Visez les frêles ailerons, montés sur les non moins frêles suspensions...
La M14 fut cette remplaçante. Robin Herd devenu le "H" de March, c'est Gordon Coppuck qui signa la voiture. La CSI avait banni les ailerons suspendus, trop dangereux. Hulme termina 2e en Afrique du Sud, McLaren, 2e en Espagne et Hulme, 4e à Monaco. Les deux Néo-zélandais semblaient alors sans doute confiant pour la suite de la saison.
Hulme parti à Indianapolis. Les essais libres avaient déjà commencé depuis une semaine. En pleine ligne droite, sa McLaren prit feu. Le Néo-zélandais sauta en marche. Les combinaisons en coton ne protégeaient guère et "the bear" fut grièvement brûlé.
Quelques jours plus tard, Bruce McLaren testait une Can-Am, à Goodwood. A haute vitesse, le capot s'envolait. La voiture devenait incontrôlable et McLaren heurtait de plein fouet un bunker, servant de cahute aux commissaires de piste. Il avait 32 ans.
McLaren mort et Hulme blessé, l'équipe n'eut pas le temps de trouver des pilotes pour la Belgique. A Zandvoort, Dan Gurney et Peter Gethin les remplacèrent. A Charade, malgré ses brûlures et la perte d'un ami de longue date, Hulme repris le volant. Il enchaina les podiums, terminant 4e du championnat.

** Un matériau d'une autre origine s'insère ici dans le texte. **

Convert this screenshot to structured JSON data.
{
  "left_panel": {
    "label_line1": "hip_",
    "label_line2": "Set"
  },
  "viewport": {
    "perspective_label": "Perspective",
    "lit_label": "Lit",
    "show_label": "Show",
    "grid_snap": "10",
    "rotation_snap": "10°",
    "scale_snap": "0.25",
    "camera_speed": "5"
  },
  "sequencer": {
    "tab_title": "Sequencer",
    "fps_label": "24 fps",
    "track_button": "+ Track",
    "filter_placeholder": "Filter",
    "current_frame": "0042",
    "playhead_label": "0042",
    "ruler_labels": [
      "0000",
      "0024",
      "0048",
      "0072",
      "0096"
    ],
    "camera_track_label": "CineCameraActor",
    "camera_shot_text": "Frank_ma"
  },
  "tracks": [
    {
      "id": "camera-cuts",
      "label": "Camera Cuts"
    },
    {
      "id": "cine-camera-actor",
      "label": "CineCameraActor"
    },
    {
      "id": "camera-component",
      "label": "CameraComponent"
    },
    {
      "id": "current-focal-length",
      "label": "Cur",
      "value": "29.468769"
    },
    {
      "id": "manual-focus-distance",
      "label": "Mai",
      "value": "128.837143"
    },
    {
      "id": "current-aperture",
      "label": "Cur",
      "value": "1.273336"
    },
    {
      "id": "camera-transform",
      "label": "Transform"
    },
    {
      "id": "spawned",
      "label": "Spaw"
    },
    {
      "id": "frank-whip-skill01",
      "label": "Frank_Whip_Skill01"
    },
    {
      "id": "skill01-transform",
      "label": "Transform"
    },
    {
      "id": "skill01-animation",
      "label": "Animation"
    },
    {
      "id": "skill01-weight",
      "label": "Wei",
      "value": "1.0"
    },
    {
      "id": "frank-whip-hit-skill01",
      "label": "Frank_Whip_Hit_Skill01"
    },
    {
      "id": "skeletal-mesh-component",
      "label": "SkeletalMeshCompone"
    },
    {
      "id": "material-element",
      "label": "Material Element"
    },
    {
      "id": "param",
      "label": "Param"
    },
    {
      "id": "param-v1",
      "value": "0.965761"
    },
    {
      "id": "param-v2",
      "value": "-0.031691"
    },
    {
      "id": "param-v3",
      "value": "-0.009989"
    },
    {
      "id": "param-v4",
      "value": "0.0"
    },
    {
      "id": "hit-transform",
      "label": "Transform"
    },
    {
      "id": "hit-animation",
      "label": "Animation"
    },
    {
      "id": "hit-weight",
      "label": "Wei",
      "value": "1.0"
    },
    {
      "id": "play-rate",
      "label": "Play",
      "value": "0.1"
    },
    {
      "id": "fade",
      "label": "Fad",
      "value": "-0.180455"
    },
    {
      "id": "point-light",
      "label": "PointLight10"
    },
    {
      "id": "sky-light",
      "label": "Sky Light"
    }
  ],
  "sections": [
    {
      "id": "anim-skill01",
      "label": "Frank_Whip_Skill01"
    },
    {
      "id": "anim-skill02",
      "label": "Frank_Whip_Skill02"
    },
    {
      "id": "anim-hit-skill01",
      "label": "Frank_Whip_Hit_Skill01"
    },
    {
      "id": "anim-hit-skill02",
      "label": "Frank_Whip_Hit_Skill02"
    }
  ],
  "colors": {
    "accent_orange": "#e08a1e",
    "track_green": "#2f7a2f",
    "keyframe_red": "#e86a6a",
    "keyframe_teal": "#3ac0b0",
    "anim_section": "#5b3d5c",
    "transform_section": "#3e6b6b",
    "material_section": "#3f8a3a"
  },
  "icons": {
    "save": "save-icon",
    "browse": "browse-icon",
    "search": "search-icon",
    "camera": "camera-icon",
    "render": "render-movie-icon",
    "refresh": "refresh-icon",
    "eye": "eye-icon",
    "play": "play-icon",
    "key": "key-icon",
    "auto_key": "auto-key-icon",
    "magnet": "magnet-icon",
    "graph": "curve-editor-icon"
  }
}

Chez McLaren, les années comptaient double, voire triple. A la mort de McLaren, Teddy Mayer prit les commandes de l'équipe. Hulme, lui, se sentait marginalisé. La trentaine bien engagée, il faisait figure de "vieux". Ce qui ne l'empêchait pas de décrocher une victoire par an.
La M23 apparu en 1973. Hulme la fit triompher en Suède. Peter Revson, l'héritier de Revlon, gagna en Grande-Bretagne et au Canada.
Pour 1974, Mayer fit LE mercato. Il convainquit "Rouge et Blanc" de le sponsoriser, succédant à BRM et Iso. Puis il persuada Emerson Fittipaldi (champion 1972 et vice-champion 1973) de signer avec McLaren. Texaco, sponsor personnel du Brésilien, était plus qu'heureux de mettre son logo sur une voiture déjà rouge et blanche...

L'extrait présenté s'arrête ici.